Le possibilità di vittoria erano pochissime. Sono infatti esigue le volte in cui si riescono ad avere prove sufficienti per dimostrare una discriminazione di questo tipo. In questi anni – dal 2019 a pochi giorni fa – ci sono state diverse udienze. Tra i testimoni sono stati ascoltati un docente interno e la madre di un’alunna ma le loro testimonianze – che sostenevano un problema legato alla mia professionalità – sono state rigettate dalla giudice.
Il collega sosteneva che non seguissi i PDP per gli studenti con DSA, ma quando io lavoravo lì i PDP in questione non erano ancora stati approvati. La seconda testimone ha riportato la testimonianza della figlia su affermazioni che io avrei fatto. Era una testimonianza indiretta, quindi non consistente. E inoltre io non ho mai insegnato (nemmeno durante le supplenze) a questa ragazza. Per la gravità delle sue affermazioni (sosteneva che io avessi posto agli studenti domande sul loro comportamento sessuale), l’ho denunciata per diffamazione nel febbraio 2021.
Quindi il processo si è concluso con una vittoria?
Sì, viene considerato nullo e illegittimo il mio licenziamento e la giudice ha condannato la scuola a risarcirmi di tutti gli stipendi che io avrei percepito fino alla fine dell’anno scolastico. È stata riconosciuta la discriminazione di genere. Si tratta quindi di una sentenza storica che costituisce un precedente per i casi di transfobia sul lavoro.
Nella sentenza, infatti, si dice esplicitamente che “le dichiarazioni non appaiono significative di un’effettiva inadempienza della professoressa Vivinetto ai propri impegni didattici. […] Sicché può ritenersi adeguatamente provato che le ragioni che hanno indotto la società resistente a risolvere il rapporto di lavoro con la Vivinetto siano ascrivibili proprio alla sua condizione di transessuale”. In sostanza è stato violato l’articolo 3 della Costituzione, secondo cui non si può discriminare su base sessuale.

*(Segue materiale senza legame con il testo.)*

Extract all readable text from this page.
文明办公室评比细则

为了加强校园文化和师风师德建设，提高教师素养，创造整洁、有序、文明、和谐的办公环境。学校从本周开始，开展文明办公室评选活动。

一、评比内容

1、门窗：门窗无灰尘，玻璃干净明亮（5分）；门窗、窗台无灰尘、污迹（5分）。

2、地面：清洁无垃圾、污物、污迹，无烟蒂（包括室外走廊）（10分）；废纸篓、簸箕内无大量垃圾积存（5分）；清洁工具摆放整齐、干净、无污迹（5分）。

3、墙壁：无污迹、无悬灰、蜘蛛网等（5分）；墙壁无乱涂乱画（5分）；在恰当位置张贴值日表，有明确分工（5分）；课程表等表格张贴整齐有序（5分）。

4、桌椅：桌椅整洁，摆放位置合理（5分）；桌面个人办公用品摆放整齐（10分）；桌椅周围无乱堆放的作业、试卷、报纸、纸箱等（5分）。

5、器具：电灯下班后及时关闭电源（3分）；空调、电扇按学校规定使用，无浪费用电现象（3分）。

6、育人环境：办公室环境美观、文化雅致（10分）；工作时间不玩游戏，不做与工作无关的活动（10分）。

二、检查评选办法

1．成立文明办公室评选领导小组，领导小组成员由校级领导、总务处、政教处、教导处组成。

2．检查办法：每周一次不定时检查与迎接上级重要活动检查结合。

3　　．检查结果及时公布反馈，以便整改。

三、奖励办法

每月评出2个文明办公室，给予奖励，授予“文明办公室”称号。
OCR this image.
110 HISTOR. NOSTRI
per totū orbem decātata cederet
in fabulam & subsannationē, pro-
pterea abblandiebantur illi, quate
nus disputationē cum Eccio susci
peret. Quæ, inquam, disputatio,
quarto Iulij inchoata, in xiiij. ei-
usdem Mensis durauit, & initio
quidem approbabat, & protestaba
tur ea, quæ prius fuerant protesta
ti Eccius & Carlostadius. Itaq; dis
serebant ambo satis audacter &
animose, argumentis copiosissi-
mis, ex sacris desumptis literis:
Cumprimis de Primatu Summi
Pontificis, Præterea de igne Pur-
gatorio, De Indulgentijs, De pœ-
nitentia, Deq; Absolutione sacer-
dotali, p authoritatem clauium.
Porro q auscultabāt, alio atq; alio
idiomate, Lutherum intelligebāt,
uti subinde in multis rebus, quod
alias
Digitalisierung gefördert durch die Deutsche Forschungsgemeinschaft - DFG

Come ha reagito la scuola dopo la sentenza?
La sentenza è esecutiva, ciò significa che la scuola deve rispettare ciò che la Giudice ha stabilito, quindi risarcirmi di quanto deve. Il mio avvocato ha inoltrato la sentenza alla controparte, che deve ancora rispondere. La scuola non si è espressa in merito ma credo proprio che la sconfitta per loro sia stata schiacciante.